Классы мадам теперь заполнялись совсем другими людьми. Шли репетиции балетов с участием Иды Рубинштейн[170], и рядовым танцовщицам платили достаточно, чтобы они могли возобновить уроки у мадам. Уехавшие в Южную Америку девушки дрейфовали в обратном направлении после роспуска труппы Павловой – фигуры танца не всегда могли служить проверкой выносливости и техники, которая устраивала бы Арьенну. Особенно невыносимы были для нее те фигуры, которые формировали тело и мало-помалу разворачивали его к усредняющим смыслам Шумана и Глинки; если она и могла в чем-то раствориться, то лишь в смятенном рокоте Листа и в мелодраматичности Леонкавалло.
– Ноги моей больше здесь не будет, – сказала она Алабаме, – на следующей неделе уйду. – Она упрямо поджала губы. – Мадам – дура. Она готова без причины пожертвовать моей карьерой. Но ведь есть и другие!
– Арьенна, это не способ влиться в ряды великих, – убеждала мадам. – Тебе нужен отдых.
– Здесь мне больше делать нечего; уж лучше уехать, – твердила Арьенна.
Перед утренними уроками девушки не ели ничего, кроме соленых крендельков: студия находилась на отшибе, позавтракать они не успевали, а потому среди них нарастало раздражение. Зимнее солнце пробивалось сквозь туман желтушными квадратами, и серые здания рядом с площадью Республики сливались в одну серую казарму.
Мадам призывала Алабаму работать над самыми трудными движениями до прихода остальных, вдвоем с Арьенной. Та стала готовой балериной. Алабама сознавала, что, по всему, не дотягивает до великолепной лаконичности француженки. Когда они танцевали вместе, комбинации включали в основном движения, выигрышные для Арьенны, но не лирические фрагменты, которые лучше удавались Алабаме, и тем не менее Арьенна постоянно выкрикивала, что такие фигуры не по ней. Она внушала другим ученицам, что Алабама слишком много на себя берет.

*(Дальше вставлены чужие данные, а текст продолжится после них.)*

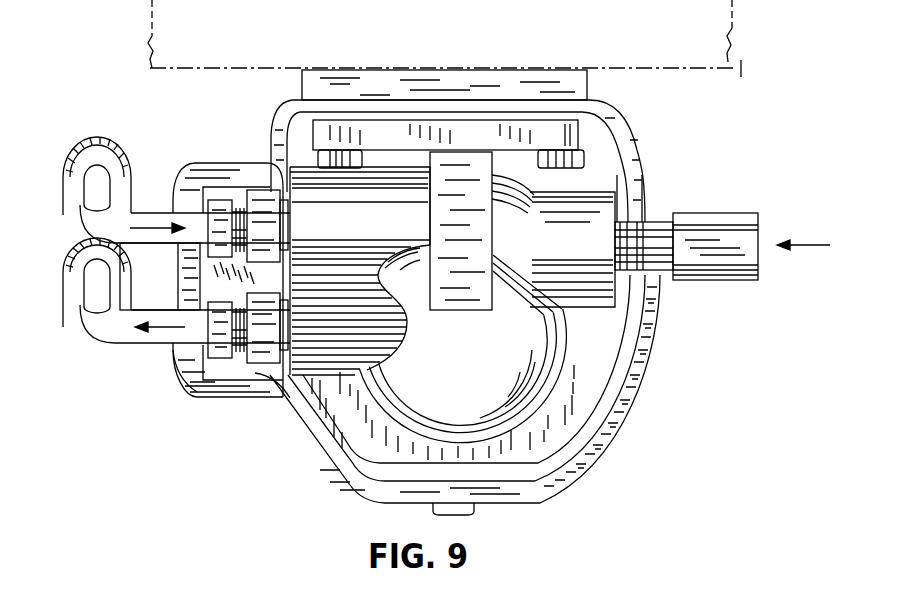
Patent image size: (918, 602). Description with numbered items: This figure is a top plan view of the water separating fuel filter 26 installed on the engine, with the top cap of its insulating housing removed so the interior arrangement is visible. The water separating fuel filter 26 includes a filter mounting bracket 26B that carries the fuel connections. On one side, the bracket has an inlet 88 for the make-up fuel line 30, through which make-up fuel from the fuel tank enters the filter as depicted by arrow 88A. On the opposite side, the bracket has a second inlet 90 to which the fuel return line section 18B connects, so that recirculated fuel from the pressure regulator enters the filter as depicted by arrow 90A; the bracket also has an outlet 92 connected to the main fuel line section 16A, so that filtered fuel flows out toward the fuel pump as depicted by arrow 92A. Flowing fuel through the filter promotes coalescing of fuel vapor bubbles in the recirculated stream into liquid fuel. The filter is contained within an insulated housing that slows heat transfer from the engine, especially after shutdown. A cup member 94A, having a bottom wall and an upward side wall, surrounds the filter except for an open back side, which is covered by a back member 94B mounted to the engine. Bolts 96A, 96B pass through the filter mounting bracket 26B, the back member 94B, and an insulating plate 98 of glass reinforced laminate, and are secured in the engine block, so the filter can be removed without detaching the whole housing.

The insulating plate 98 is at (516, 82).
The back member 94B is at (603, 106).
The bolt 96B is at (318, 160).
The bolt 96A is at (580, 160).
The inlet 90 is at (313, 223).
The arrow 90A is at (150, 205).
The fuel return line section 18B is at (145, 195).
The main fuel line section 16A is at (140, 345).
The inlet 88 is at (600, 222).
The make-up fuel line 30 is at (713, 223).
The arrow 88A is at (827, 245).
The filter mounting bracket 26B is at (513, 290).
The cup member 94A is at (650, 352).
The water separating fuel filter 26 is at (570, 418).
The outlet 92 is at (305, 378).
The arrow 92A is at (163, 333).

Алабама купила мадам цветы, которые тут же завяли и сморщились в испарениях перегретой студии. Поскольку помещение было удобнее предыдущего, на уроки приходило больше зрителей. Посмотреть один из уроков Алабамы целиком приехал обозреватель Императорского театра оперы и балета. Импозантный, благоухающий традиционными официальными церемониями прошлого, он под конец уплыл на волне русского языка.
– Что он сказал? – спросила Алабама, когда они остались наедине с мадам. – Я выступила неудачно, он подумает, что вы – слабый педагог.
Ее огорчило равнодушие мадам: тот человек был ведущим европейским критиком.
Наставница ответила ей задумчивым взглядом.